E é aí que esse humilde colunista quer chegar, digo, discutir. Vejamos a contradição, em nome de um discurso de unidade, as redes sociais de alguns militantes ou ‘‘ativistas’’ de esquerda tem dado extenso paiol para municiar o bolsonarismo. Palavras como: emprego, renda, pandemia e auxílio, povoam um lugar de destaque nos mapas de calor desse final de semana. Não considerar isso é por certo uma das principais razões da esquerda perder cada vez mais campo para a direita. Quem abaixa bandeira e no lugar de gritar, assopra, não causa no inimigo nada que não seja alimento para a desmoralização.

Quando foi que deixamos de lado o mundo do trabalho, infantilizando debate, estética e argumentos?

Uma breve pesquisa no facebook ou twitter nos últimos dias é o bastante para verificarmos que pelo visto, para determinados setores da esquerda, talvez o problema seja o PT e não o Bolsonarismo, ou quem sabe Boulos e não a política econômica de Paulo Guedes. Parecemos fadados a repetir o mesmo principismo que condenou ao fracasso a experiência republicana espanhola. Contudo se ali o debate havia chegado a via das armas, aqui pelo grau de maturidade termine em uma competição de quem consegue ser mais infantil.

Peguemos por exemplo o caso mais sintomático, a capital paulista, onde petistas e psolistas se digladiam em diversos ambientes competindo quem deveria encabeçar a chapa única. É notório que o partido socialismo e liberdade ganhou alguma estrutura classista e afixada ao mundo real quando deixou de lado a parafernalha retórica e proto-golpista de elementos que apenas fetichizam o que é um trabalhador. Contudo reitero, unidade nem sempre compreende chapa única a máxima leninista ‘‘golpear junto e marchar separado’’ nunca foi tão necessária. Pensemos por exemplo que o cenário, diante do debut da polícia política bolsonarista, mostra que mesmo nos afogando a competição parece ser sobre quem bate mais os braços, seria motivo de riso, mas dessa disputa dependem milhares de vidas de trabalhadores que dia a dia se juntam ao enorme contingente de desempregados fruto da política econômica liberal.

Compreendo a falta de empatia de determinados setores da esquerda, afinal como cobrar da pequena-burguesia solidariedade de classe? É muito mais confortável para o identitarismo ver como exemplo o empoderamento a partir dos EUA, são em sua maioria filhos daqueles que gritam: vai pra cuba. Mas tão sólido quanto o reino mineral é que o fascismo avança a passos largos, muito por culpa de um divisionismo inconsequente e principista incapaz de uma tática e estratégia que combata a direita nas ruas e nas redes. Muito melhor, digo muito mais confortável é o identitarismo da classe média branca, muito parecido com aquele que Brizola chamou de UDN canhota.

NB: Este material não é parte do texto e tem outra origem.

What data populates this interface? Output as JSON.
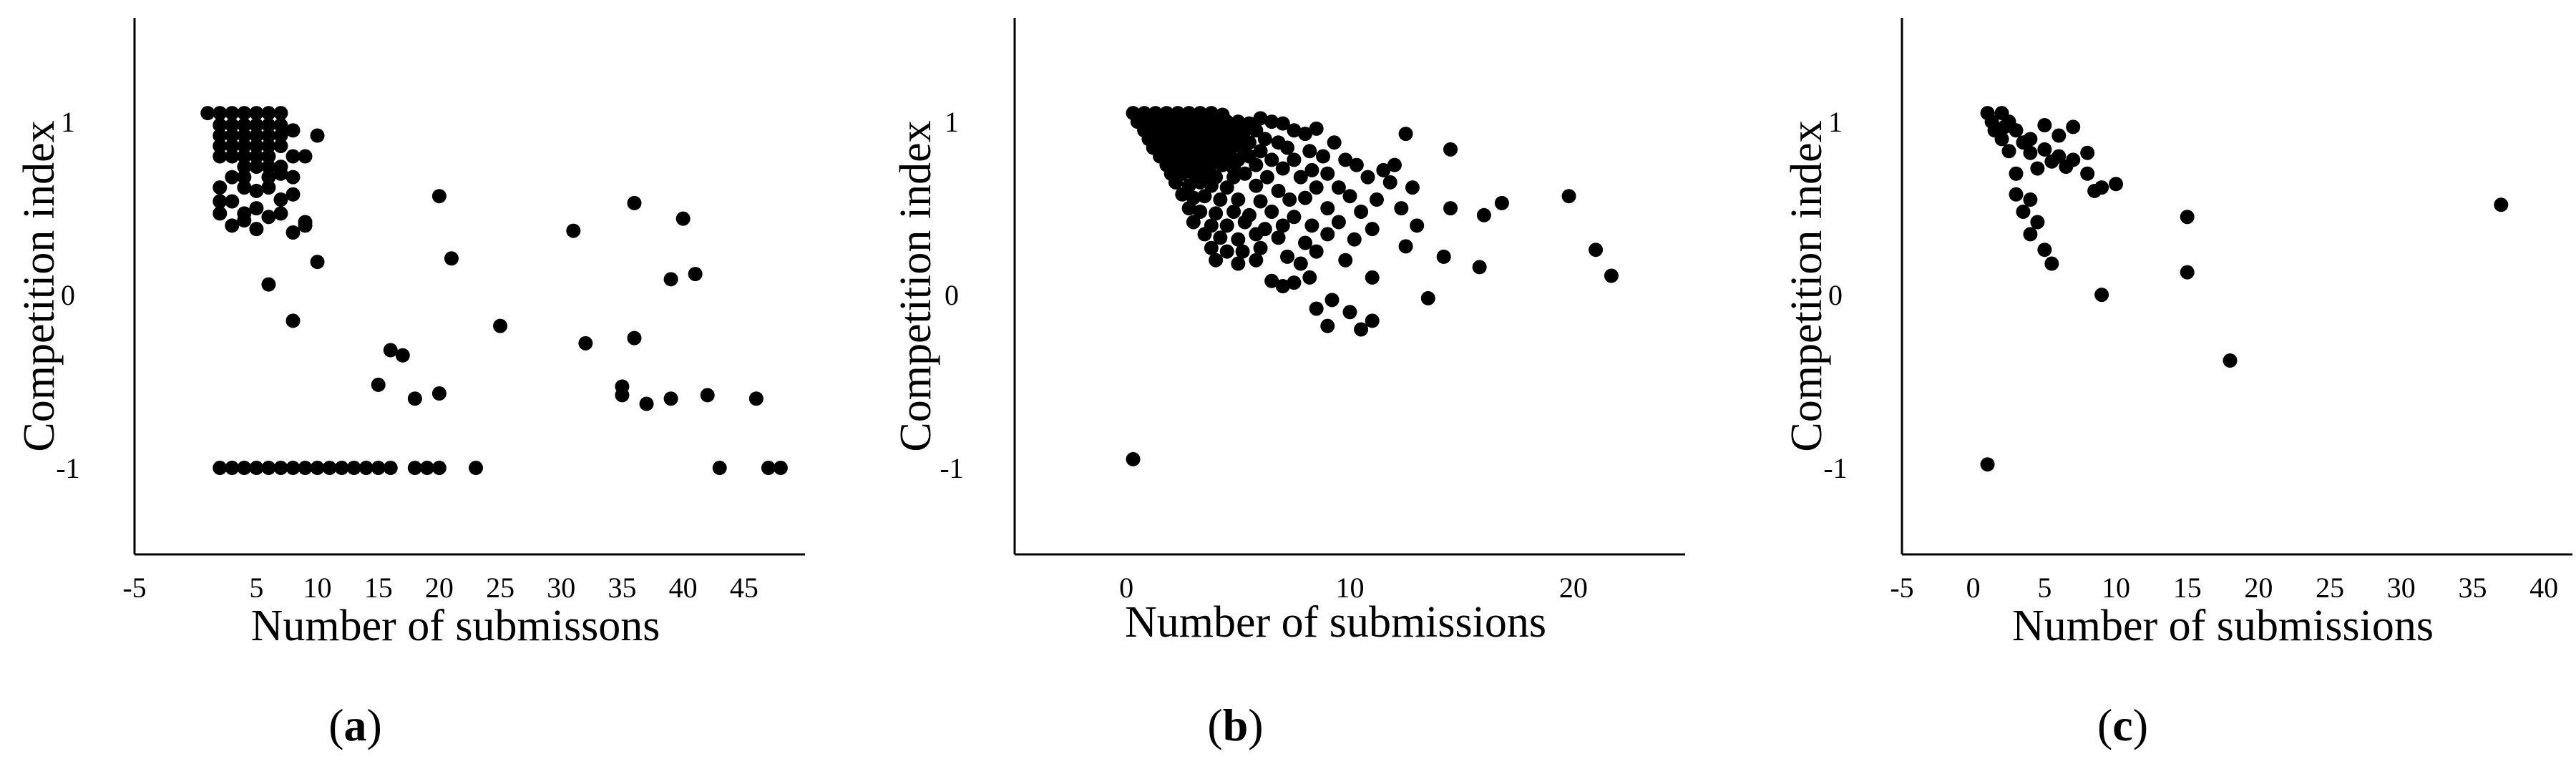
{
  "chart_data": [
    {
      "type": "scatter",
      "panel_label": {
        "open": "(",
        "letter": "a",
        "close": ")"
      },
      "xlabel": "Number of submissons",
      "ylabel": "Competition index",
      "xlim": [
        -5,
        50
      ],
      "ylim": [
        -1.5,
        1.6
      ],
      "xticks": [
        -5,
        5,
        10,
        15,
        20,
        25,
        30,
        35,
        40,
        45
      ],
      "yticks": [
        -1,
        0,
        1
      ],
      "points": [
        [
          1,
          1.05
        ],
        [
          2,
          1.05
        ],
        [
          3,
          1.05
        ],
        [
          4,
          1.05
        ],
        [
          5,
          1.05
        ],
        [
          6,
          1.05
        ],
        [
          7,
          1.05
        ],
        [
          2,
          0.98
        ],
        [
          3,
          0.98
        ],
        [
          4,
          0.98
        ],
        [
          5,
          0.98
        ],
        [
          6,
          0.98
        ],
        [
          7,
          0.98
        ],
        [
          2,
          0.92
        ],
        [
          3,
          0.92
        ],
        [
          4,
          0.92
        ],
        [
          5,
          0.92
        ],
        [
          6,
          0.92
        ],
        [
          7,
          0.92
        ],
        [
          8,
          0.95
        ],
        [
          10,
          0.92
        ],
        [
          2,
          0.86
        ],
        [
          3,
          0.86
        ],
        [
          4,
          0.86
        ],
        [
          5,
          0.86
        ],
        [
          6,
          0.86
        ],
        [
          7,
          0.86
        ],
        [
          2,
          0.8
        ],
        [
          3,
          0.8
        ],
        [
          4,
          0.8
        ],
        [
          5,
          0.8
        ],
        [
          6,
          0.8
        ],
        [
          8,
          0.8
        ],
        [
          9,
          0.8
        ],
        [
          4,
          0.74
        ],
        [
          5,
          0.74
        ],
        [
          6,
          0.74
        ],
        [
          7,
          0.74
        ],
        [
          3,
          0.68
        ],
        [
          4,
          0.68
        ],
        [
          6,
          0.68
        ],
        [
          7,
          0.7
        ],
        [
          8,
          0.68
        ],
        [
          2,
          0.62
        ],
        [
          4,
          0.62
        ],
        [
          5,
          0.6
        ],
        [
          6,
          0.62
        ],
        [
          2,
          0.54
        ],
        [
          3,
          0.54
        ],
        [
          5,
          0.5
        ],
        [
          7,
          0.55
        ],
        [
          8,
          0.58
        ],
        [
          2,
          0.47
        ],
        [
          4,
          0.47
        ],
        [
          6,
          0.45
        ],
        [
          7,
          0.47
        ],
        [
          9,
          0.42
        ],
        [
          3,
          0.4
        ],
        [
          5,
          0.38
        ],
        [
          8,
          0.36
        ],
        [
          9,
          0.4
        ],
        [
          4,
          0.43
        ],
        [
          10,
          0.19
        ],
        [
          6,
          0.06
        ],
        [
          8,
          -0.15
        ],
        [
          20,
          0.57
        ],
        [
          21,
          0.21
        ],
        [
          25,
          -0.18
        ],
        [
          31,
          0.37
        ],
        [
          32,
          -0.28
        ],
        [
          36,
          0.53
        ],
        [
          36,
          -0.25
        ],
        [
          35,
          -0.53
        ],
        [
          35,
          -0.58
        ],
        [
          37,
          -0.63
        ],
        [
          39,
          -0.6
        ],
        [
          39,
          0.09
        ],
        [
          40,
          0.44
        ],
        [
          41,
          0.12
        ],
        [
          42,
          -0.58
        ],
        [
          46,
          -0.6
        ],
        [
          15,
          -0.52
        ],
        [
          16,
          -0.32
        ],
        [
          17,
          -0.35
        ],
        [
          18,
          -0.6
        ],
        [
          20,
          -0.57
        ],
        [
          2,
          -1
        ],
        [
          3,
          -1
        ],
        [
          4,
          -1
        ],
        [
          5,
          -1
        ],
        [
          6,
          -1
        ],
        [
          7,
          -1
        ],
        [
          8,
          -1
        ],
        [
          9,
          -1
        ],
        [
          10,
          -1
        ],
        [
          11,
          -1
        ],
        [
          12,
          -1
        ],
        [
          13,
          -1
        ],
        [
          14,
          -1
        ],
        [
          15,
          -1
        ],
        [
          16,
          -1
        ],
        [
          18,
          -1
        ],
        [
          19,
          -1
        ],
        [
          20,
          -1
        ],
        [
          23,
          -1
        ],
        [
          43,
          -1
        ],
        [
          47,
          -1
        ],
        [
          48,
          -1
        ]
      ]
    },
    {
      "type": "scatter",
      "panel_label": {
        "open": "(",
        "letter": "b",
        "close": ")"
      },
      "xlabel": "Number of submissions",
      "ylabel": "Competition index",
      "xlim": [
        -5,
        25
      ],
      "ylim": [
        -1.5,
        1.6
      ],
      "xticks": [
        0,
        10,
        20
      ],
      "yticks": [
        -1,
        0,
        1
      ],
      "points": [
        [
          0.3,
          1.05
        ],
        [
          0.8,
          1.05
        ],
        [
          1.3,
          1.05
        ],
        [
          1.8,
          1.05
        ],
        [
          2.3,
          1.05
        ],
        [
          2.8,
          1.05
        ],
        [
          3.3,
          1.05
        ],
        [
          3.8,
          1.05
        ],
        [
          4.3,
          1.04
        ],
        [
          0.5,
          1.0
        ],
        [
          1.0,
          1.0
        ],
        [
          1.5,
          1.0
        ],
        [
          2.0,
          1.0
        ],
        [
          2.5,
          1.0
        ],
        [
          3.0,
          1.0
        ],
        [
          3.5,
          1.0
        ],
        [
          4.0,
          1.0
        ],
        [
          4.5,
          1.0
        ],
        [
          5.0,
          1.0
        ],
        [
          5.5,
          0.99
        ],
        [
          6.0,
          1.02
        ],
        [
          6.5,
          1.0
        ],
        [
          7.0,
          0.99
        ],
        [
          0.8,
          0.95
        ],
        [
          1.3,
          0.95
        ],
        [
          1.8,
          0.95
        ],
        [
          2.3,
          0.95
        ],
        [
          2.8,
          0.95
        ],
        [
          3.3,
          0.95
        ],
        [
          3.8,
          0.95
        ],
        [
          4.3,
          0.95
        ],
        [
          4.8,
          0.95
        ],
        [
          5.3,
          0.95
        ],
        [
          5.8,
          0.95
        ],
        [
          7.5,
          0.95
        ],
        [
          8.0,
          0.93
        ],
        [
          8.5,
          0.96
        ],
        [
          1.0,
          0.9
        ],
        [
          1.5,
          0.9
        ],
        [
          2.0,
          0.9
        ],
        [
          2.5,
          0.9
        ],
        [
          3.0,
          0.9
        ],
        [
          3.5,
          0.9
        ],
        [
          4.0,
          0.9
        ],
        [
          4.5,
          0.9
        ],
        [
          5.0,
          0.9
        ],
        [
          5.5,
          0.88
        ],
        [
          6.2,
          0.9
        ],
        [
          6.8,
          0.88
        ],
        [
          9.3,
          0.88
        ],
        [
          1.2,
          0.85
        ],
        [
          1.7,
          0.85
        ],
        [
          2.2,
          0.85
        ],
        [
          2.7,
          0.85
        ],
        [
          3.2,
          0.85
        ],
        [
          3.7,
          0.85
        ],
        [
          4.2,
          0.85
        ],
        [
          4.7,
          0.85
        ],
        [
          5.2,
          0.85
        ],
        [
          6.0,
          0.83
        ],
        [
          7.2,
          0.85
        ],
        [
          8.2,
          0.83
        ],
        [
          12.5,
          0.93
        ],
        [
          1.5,
          0.8
        ],
        [
          2.0,
          0.8
        ],
        [
          2.5,
          0.8
        ],
        [
          3.0,
          0.8
        ],
        [
          3.5,
          0.8
        ],
        [
          4.0,
          0.8
        ],
        [
          4.5,
          0.8
        ],
        [
          5.0,
          0.78
        ],
        [
          5.5,
          0.8
        ],
        [
          6.5,
          0.78
        ],
        [
          7.5,
          0.78
        ],
        [
          8.8,
          0.8
        ],
        [
          9.8,
          0.78
        ],
        [
          14.5,
          0.84
        ],
        [
          1.8,
          0.75
        ],
        [
          2.3,
          0.75
        ],
        [
          2.8,
          0.75
        ],
        [
          3.3,
          0.75
        ],
        [
          3.8,
          0.75
        ],
        [
          4.3,
          0.75
        ],
        [
          4.8,
          0.73
        ],
        [
          5.8,
          0.75
        ],
        [
          7.0,
          0.73
        ],
        [
          8.3,
          0.72
        ],
        [
          10.3,
          0.75
        ],
        [
          11.5,
          0.72
        ],
        [
          12.0,
          0.75
        ],
        [
          2.0,
          0.7
        ],
        [
          2.5,
          0.7
        ],
        [
          3.0,
          0.7
        ],
        [
          3.5,
          0.7
        ],
        [
          4.0,
          0.68
        ],
        [
          4.8,
          0.68
        ],
        [
          5.3,
          0.7
        ],
        [
          6.3,
          0.68
        ],
        [
          7.8,
          0.68
        ],
        [
          9.0,
          0.7
        ],
        [
          10.8,
          0.68
        ],
        [
          11.8,
          0.65
        ],
        [
          2.2,
          0.65
        ],
        [
          2.8,
          0.63
        ],
        [
          3.3,
          0.65
        ],
        [
          3.8,
          0.63
        ],
        [
          4.5,
          0.62
        ],
        [
          5.8,
          0.63
        ],
        [
          6.8,
          0.6
        ],
        [
          8.5,
          0.62
        ],
        [
          9.5,
          0.62
        ],
        [
          12.8,
          0.62
        ],
        [
          2.5,
          0.58
        ],
        [
          3.0,
          0.56
        ],
        [
          3.5,
          0.57
        ],
        [
          4.2,
          0.55
        ],
        [
          5.0,
          0.55
        ],
        [
          6.0,
          0.54
        ],
        [
          7.3,
          0.55
        ],
        [
          8.0,
          0.56
        ],
        [
          10.0,
          0.57
        ],
        [
          11.2,
          0.55
        ],
        [
          16.8,
          0.53
        ],
        [
          19.8,
          0.57
        ],
        [
          2.8,
          0.5
        ],
        [
          3.3,
          0.48
        ],
        [
          4.0,
          0.47
        ],
        [
          4.8,
          0.48
        ],
        [
          5.5,
          0.46
        ],
        [
          6.5,
          0.48
        ],
        [
          7.5,
          0.45
        ],
        [
          9.0,
          0.5
        ],
        [
          10.5,
          0.48
        ],
        [
          12.3,
          0.5
        ],
        [
          14.5,
          0.5
        ],
        [
          16.0,
          0.46
        ],
        [
          3.0,
          0.42
        ],
        [
          3.8,
          0.4
        ],
        [
          4.5,
          0.4
        ],
        [
          5.3,
          0.42
        ],
        [
          6.2,
          0.38
        ],
        [
          7.0,
          0.4
        ],
        [
          8.3,
          0.4
        ],
        [
          9.5,
          0.42
        ],
        [
          11.0,
          0.38
        ],
        [
          13.0,
          0.4
        ],
        [
          3.5,
          0.35
        ],
        [
          4.2,
          0.33
        ],
        [
          5.0,
          0.32
        ],
        [
          5.8,
          0.35
        ],
        [
          6.8,
          0.33
        ],
        [
          8.0,
          0.3
        ],
        [
          9.0,
          0.35
        ],
        [
          10.2,
          0.32
        ],
        [
          12.5,
          0.28
        ],
        [
          3.8,
          0.27
        ],
        [
          4.5,
          0.25
        ],
        [
          5.2,
          0.25
        ],
        [
          6.0,
          0.27
        ],
        [
          7.2,
          0.22
        ],
        [
          8.5,
          0.25
        ],
        [
          14.2,
          0.22
        ],
        [
          21.0,
          0.26
        ],
        [
          4.0,
          0.2
        ],
        [
          5.0,
          0.18
        ],
        [
          5.8,
          0.2
        ],
        [
          7.8,
          0.18
        ],
        [
          9.8,
          0.2
        ],
        [
          15.8,
          0.16
        ],
        [
          6.5,
          0.08
        ],
        [
          7.0,
          0.05
        ],
        [
          7.5,
          0.07
        ],
        [
          8.2,
          0.1
        ],
        [
          11.0,
          0.1
        ],
        [
          21.7,
          0.11
        ],
        [
          8.5,
          -0.08
        ],
        [
          9.2,
          -0.03
        ],
        [
          9.0,
          -0.18
        ],
        [
          10.0,
          -0.1
        ],
        [
          10.5,
          -0.2
        ],
        [
          11.0,
          -0.15
        ],
        [
          13.5,
          -0.02
        ],
        [
          0.3,
          -0.95
        ]
      ]
    },
    {
      "type": "scatter",
      "panel_label": {
        "open": "(",
        "letter": "c",
        "close": ")"
      },
      "xlabel": "Number of submissions",
      "ylabel": "Competition index",
      "xlim": [
        -5,
        42
      ],
      "ylim": [
        -1.5,
        1.6
      ],
      "xticks": [
        -5,
        0,
        5,
        10,
        15,
        20,
        25,
        30,
        35,
        40
      ],
      "yticks": [
        -1,
        0,
        1
      ],
      "points": [
        [
          1,
          1.05
        ],
        [
          2,
          1.05
        ],
        [
          1.3,
          1.0
        ],
        [
          2.5,
          1.0
        ],
        [
          1.5,
          0.95
        ],
        [
          3,
          0.95
        ],
        [
          2.2,
          0.97
        ],
        [
          2,
          0.9
        ],
        [
          4,
          0.9
        ],
        [
          5,
          0.98
        ],
        [
          7,
          0.97
        ],
        [
          3.5,
          0.88
        ],
        [
          6,
          0.92
        ],
        [
          2.5,
          0.83
        ],
        [
          4,
          0.82
        ],
        [
          5,
          0.84
        ],
        [
          6,
          0.8
        ],
        [
          8,
          0.82
        ],
        [
          7,
          0.78
        ],
        [
          5.5,
          0.77
        ],
        [
          6.5,
          0.74
        ],
        [
          4.5,
          0.73
        ],
        [
          3,
          0.7
        ],
        [
          8,
          0.7
        ],
        [
          9,
          0.62
        ],
        [
          10,
          0.64
        ],
        [
          8.5,
          0.6
        ],
        [
          3,
          0.58
        ],
        [
          4,
          0.55
        ],
        [
          3.5,
          0.48
        ],
        [
          4.5,
          0.42
        ],
        [
          4,
          0.35
        ],
        [
          5,
          0.26
        ],
        [
          5.5,
          0.18
        ],
        [
          15,
          0.45
        ],
        [
          37,
          0.52
        ],
        [
          15,
          0.13
        ],
        [
          9,
          0.0
        ],
        [
          18,
          -0.38
        ],
        [
          1,
          -0.98
        ]
      ]
    }
  ]
}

E aqui perto do final do texto é preciso dizer que se PT e Psol não compõe a mesma chapa na capital paulista, isso não pode significar que sejam rivais, mas candidaturas distintas e com um programa parecido em alguns pontos, em essência: combater o fascismo. Quem gasta munição com fogo-amigo, revela de uma maneira quase freudiana as punções mais secretas.

Uma narrativa cada vez menos centrada na classe trabalhadora e ultra pautada por direções que facilmente flertam com o liberalismo também são parte dessa derrota simbólica. Não considerar primeiro cada um a partir de sua posição de classe e assim o todo, digo a classe, é trilhar um caminho perigoso. Na Rússia de 1905 não havia twitter ou hashtag, mas Lênin e seus camaradas entenderam que “pão, paz e terra” eram palavras mais fortes que discursos vazios e repletos de subjetividade. A subjetividade por sinal só é bonita na poesia lírica, tratamos de vidas e não de horóscopo ou qualquer terra-planismo socialmente aceito.